Porém, há um longo caminho até a chegada da técnica aos consultórios. “É um estudo totalmente experimental”, afirma Amauri Araújo Godinho, neurocirurgião do Hospital Santa Lúcia e membro da Sociedade Brasileira de Neurocirurgia. “Apagar uma memória é algo muito controverso. Eticamente, isso é impossível.

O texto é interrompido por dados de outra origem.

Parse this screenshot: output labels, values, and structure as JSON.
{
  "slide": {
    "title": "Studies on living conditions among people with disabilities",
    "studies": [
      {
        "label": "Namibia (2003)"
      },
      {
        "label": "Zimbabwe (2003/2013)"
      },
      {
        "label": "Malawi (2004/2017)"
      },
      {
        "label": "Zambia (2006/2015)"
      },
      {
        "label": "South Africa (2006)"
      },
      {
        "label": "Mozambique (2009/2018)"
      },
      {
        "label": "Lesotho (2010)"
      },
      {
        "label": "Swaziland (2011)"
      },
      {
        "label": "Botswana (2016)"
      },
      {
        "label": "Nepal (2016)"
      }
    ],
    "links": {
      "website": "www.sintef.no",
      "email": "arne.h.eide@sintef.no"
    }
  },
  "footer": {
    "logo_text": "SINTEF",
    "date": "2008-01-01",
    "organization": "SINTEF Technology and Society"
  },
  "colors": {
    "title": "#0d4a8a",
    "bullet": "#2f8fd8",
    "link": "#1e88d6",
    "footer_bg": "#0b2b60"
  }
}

Até o limite da neurologia experimental, o estudo é válido para conhecer melhor o circuito cerebral, mas é muito difícil imaginar ele aplicado na prática”, avalia. “É um material bem completo”, afirma Carlos Uribe. “Mas é um estudo feito em uma situação bem específica. Uma pesquisa prática envolvendo pessoas pode demorar para vir ainda. A memória de uma pessoa é muito mais complexa, com pensamentos, sentimentos. Mas é um início para desvendar isso tudo.”

* Estagiário sob a supervisão de Carmen Souza.